Blockchain and Bitcoin
The revolutionary blockchain technology was first adopted by the Bitcoin cryptocurrency, and later other cryptocurrencies such as Peercoin, Litecoin, Ethereum, etc., followed suit. Therefore, the word blockchain is closely associated with the word Bitcoin. But certainly, blockchain and Bitcoin are two distinct entities. The latter is a cryptocurrency that utilizes the former as its technology underneath. Searching for blochchain-only materials on Internet most certainly leads to many blog posts and videos materials that explain the blockchain technology from the Bitcoin perspective.
While understanding the blockchain technology from a use-case perspective is helpful, but the specific concepts used solely in a particular use-case may lead to biased understanding of blockchain and can cause confusion when studying other use-cases. So, in this article we will first take a deep dive into understanding the basic fundamentals of blockchain technology without getting into specific details of Bitcoin or other uses-cases, unless required to provide examples.

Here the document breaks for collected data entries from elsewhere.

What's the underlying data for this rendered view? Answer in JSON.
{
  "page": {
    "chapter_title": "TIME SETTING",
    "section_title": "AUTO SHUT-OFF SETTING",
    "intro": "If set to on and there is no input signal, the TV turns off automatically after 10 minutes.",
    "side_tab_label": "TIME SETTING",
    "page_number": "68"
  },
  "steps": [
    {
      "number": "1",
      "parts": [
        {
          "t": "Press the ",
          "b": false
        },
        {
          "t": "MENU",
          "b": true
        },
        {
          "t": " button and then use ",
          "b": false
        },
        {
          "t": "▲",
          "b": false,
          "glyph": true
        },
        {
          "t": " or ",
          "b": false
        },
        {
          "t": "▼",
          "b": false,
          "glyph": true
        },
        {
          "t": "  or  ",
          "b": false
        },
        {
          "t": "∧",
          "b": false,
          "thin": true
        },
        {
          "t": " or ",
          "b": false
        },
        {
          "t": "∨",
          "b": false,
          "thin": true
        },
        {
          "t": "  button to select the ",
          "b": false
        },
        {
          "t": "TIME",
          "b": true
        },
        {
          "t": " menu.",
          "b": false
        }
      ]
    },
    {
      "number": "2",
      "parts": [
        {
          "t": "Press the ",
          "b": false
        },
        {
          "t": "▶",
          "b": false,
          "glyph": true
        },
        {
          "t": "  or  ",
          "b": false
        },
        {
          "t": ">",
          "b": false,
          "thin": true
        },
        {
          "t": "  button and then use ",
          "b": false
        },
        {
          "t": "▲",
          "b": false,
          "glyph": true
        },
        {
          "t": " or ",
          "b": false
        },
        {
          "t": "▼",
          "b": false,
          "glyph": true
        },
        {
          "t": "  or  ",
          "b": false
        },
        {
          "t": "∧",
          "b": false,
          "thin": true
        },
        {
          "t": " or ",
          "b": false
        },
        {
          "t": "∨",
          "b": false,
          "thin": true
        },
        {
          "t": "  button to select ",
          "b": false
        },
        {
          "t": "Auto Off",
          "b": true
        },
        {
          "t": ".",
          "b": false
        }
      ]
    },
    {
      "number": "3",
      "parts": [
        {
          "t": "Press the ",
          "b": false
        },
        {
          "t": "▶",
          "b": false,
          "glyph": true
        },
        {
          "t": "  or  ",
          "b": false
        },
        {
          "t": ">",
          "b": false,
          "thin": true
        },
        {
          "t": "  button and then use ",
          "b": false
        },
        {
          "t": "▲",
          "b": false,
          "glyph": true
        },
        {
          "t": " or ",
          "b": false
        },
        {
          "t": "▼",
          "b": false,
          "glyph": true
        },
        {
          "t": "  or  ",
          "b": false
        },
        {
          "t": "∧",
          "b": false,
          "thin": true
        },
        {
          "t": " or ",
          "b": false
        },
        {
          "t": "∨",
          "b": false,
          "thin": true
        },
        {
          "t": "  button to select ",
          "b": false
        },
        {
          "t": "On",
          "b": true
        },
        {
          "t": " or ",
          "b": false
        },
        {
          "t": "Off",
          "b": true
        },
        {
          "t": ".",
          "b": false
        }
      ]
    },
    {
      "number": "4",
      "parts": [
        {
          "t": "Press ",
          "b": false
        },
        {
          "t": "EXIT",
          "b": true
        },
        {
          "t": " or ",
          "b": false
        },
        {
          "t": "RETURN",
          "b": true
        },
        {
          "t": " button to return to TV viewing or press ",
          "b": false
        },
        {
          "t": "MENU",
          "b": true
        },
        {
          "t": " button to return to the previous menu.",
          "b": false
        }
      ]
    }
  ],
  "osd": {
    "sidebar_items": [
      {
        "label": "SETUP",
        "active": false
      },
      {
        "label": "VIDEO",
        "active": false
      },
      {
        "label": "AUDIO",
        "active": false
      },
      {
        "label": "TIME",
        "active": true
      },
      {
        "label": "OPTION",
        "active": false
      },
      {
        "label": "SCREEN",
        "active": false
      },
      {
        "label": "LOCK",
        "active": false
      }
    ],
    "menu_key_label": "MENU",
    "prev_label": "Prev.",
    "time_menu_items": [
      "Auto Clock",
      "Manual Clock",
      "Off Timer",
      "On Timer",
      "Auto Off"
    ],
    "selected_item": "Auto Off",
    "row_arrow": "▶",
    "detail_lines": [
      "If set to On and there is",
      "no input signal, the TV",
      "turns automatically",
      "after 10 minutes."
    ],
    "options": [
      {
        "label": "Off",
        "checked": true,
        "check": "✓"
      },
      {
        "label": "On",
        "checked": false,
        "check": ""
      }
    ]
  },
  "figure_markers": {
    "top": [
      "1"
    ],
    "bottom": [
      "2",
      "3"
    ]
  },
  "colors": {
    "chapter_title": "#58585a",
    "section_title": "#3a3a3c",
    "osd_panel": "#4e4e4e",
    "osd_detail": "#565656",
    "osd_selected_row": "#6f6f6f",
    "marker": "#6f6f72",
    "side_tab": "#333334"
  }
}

What is blockchain technology?
In simple terms, blockchain is a technology for storing and managing any data; securely, permanently and pseudo-anonymously. By permanence, it means the data cannot be edited or deleted once stored on a blockchain platform. By pseudo-anonymous, it means the identities of owners of the data are represented by codes only.
Presently, most of the database management systems are centralized client-server based architecture; where a server stores the database and clients connect to the server to fetch data. In contrast, a blockchain network is based on a peer-to-peer, decentralized and distributed architecture. All nodes (computers) connected to the blockchain network stores the database, without the need for a centralized server. Broadly, we can break a blockchain platform into 2 parts: the network part and the database part.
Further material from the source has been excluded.